Even within Mumbai, some locations have crossed the 66 percent average increase in the same period. The Malad–Borivali belt has seen an increase of 85 percent. The cumulative price escalation figures for Mumbai, Thane and Navi Mumbai represent the highest among all cities in India. During the period in question (2Q 2009-2Q 2013), Gurgaon and Bangalore – undeniably two of the hottest real estate markets in India – saw increases of 52 percent and 46 percent, respectively.
From an end-user's perspective, Mumbai's astronomical residential price increase is undoubtedly irrational. Below the surface, however, there are market forces at work which cannot be mitigated.
One of the primary reasons for Mumbai's 'unreal' price movements is the limited supply of ‘clear’ land. Other factors at play are the reduction in new launches over a 1.5 year period from 1Q 2011 to 2Q 2012, caused largely by a slowdown in approvals for new projects, and the high interest rate scenario in 2010-2011. In this period, the government, in its efforts to curb inflation, raised lending rates around 12 times.
Every time this happened, developers' input costs for their projects rose in tandem. The matter was further compounded by the pressure on developers to give assured return to investors who had bought into their projects at the pre-launch stage.
Meanwhile, there was a high rate of price volatility in other asset classes such as equity. This, along with the high cost of debt, brought about a massive liquidity crunch. As a result, developers' backs were to the wall when it came to purchasing the massively priced land parcels. This limited new project launches.
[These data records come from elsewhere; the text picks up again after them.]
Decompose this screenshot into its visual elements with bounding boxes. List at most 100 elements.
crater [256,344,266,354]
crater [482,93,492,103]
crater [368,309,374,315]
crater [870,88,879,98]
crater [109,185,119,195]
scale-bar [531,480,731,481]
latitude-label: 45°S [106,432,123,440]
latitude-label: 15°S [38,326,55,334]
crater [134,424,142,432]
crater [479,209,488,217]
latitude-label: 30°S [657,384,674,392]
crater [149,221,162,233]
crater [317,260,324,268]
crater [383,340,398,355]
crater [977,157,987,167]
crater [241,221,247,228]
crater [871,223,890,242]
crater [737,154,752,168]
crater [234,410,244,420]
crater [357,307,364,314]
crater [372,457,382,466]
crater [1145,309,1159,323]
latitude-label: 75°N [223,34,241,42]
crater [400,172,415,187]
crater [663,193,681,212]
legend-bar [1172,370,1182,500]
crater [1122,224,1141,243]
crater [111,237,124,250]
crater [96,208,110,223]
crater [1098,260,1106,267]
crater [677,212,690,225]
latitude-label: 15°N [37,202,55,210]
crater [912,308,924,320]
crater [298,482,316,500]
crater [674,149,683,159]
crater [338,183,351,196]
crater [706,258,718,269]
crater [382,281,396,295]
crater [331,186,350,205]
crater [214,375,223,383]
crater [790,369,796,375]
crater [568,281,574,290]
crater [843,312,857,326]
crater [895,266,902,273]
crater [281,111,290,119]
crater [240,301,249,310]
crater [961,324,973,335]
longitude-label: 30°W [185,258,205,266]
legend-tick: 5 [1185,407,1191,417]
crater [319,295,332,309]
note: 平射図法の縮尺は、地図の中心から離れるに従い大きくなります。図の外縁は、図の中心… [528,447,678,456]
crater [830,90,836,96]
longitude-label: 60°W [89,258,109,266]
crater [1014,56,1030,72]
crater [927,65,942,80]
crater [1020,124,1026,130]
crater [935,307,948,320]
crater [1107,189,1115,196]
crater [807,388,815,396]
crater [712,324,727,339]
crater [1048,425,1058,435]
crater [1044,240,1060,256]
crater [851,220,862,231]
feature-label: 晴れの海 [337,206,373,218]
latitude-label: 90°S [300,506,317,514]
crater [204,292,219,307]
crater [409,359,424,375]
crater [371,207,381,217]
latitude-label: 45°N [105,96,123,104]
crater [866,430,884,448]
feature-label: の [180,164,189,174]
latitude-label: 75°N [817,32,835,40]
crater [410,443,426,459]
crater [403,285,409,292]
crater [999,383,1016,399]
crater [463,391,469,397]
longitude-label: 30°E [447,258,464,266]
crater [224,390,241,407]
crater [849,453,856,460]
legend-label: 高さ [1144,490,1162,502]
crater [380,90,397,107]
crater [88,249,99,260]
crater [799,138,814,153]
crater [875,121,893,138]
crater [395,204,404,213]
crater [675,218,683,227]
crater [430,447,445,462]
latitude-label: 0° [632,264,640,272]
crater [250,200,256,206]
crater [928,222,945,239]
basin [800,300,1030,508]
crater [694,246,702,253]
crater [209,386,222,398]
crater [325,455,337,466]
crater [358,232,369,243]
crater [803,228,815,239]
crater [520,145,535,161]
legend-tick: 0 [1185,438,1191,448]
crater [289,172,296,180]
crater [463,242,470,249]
The historical title disputes attached to many of these plots did not help matters much, either.
In the midst of all this came the new development control rules, which caused many projects to come to a grinding halt midway as developers and architects struggled to adapt projects at various stages of development to a completely new set of mandatory guidelines.
Finally, we need to consider the phenomenon that is, in degree if not in principle, more or less unique to Mumbai – that of developers as well as buyers adopting the dubious philosophy of benchmarking prices in an particular locality based on one or two high-profile transactions or over-hyped launches.
Demand remains steady
Through it all, the demand for investment residential properties and end-user homes in the country's financial capital has remained stable. The ever-increasing number of second home buyers within the city and the firmly entrenched - and admittedly vindicated - mind-set that real estate prices in Mumbai will never go down will ensure that the stability of Mumbai residential real estate market will continue.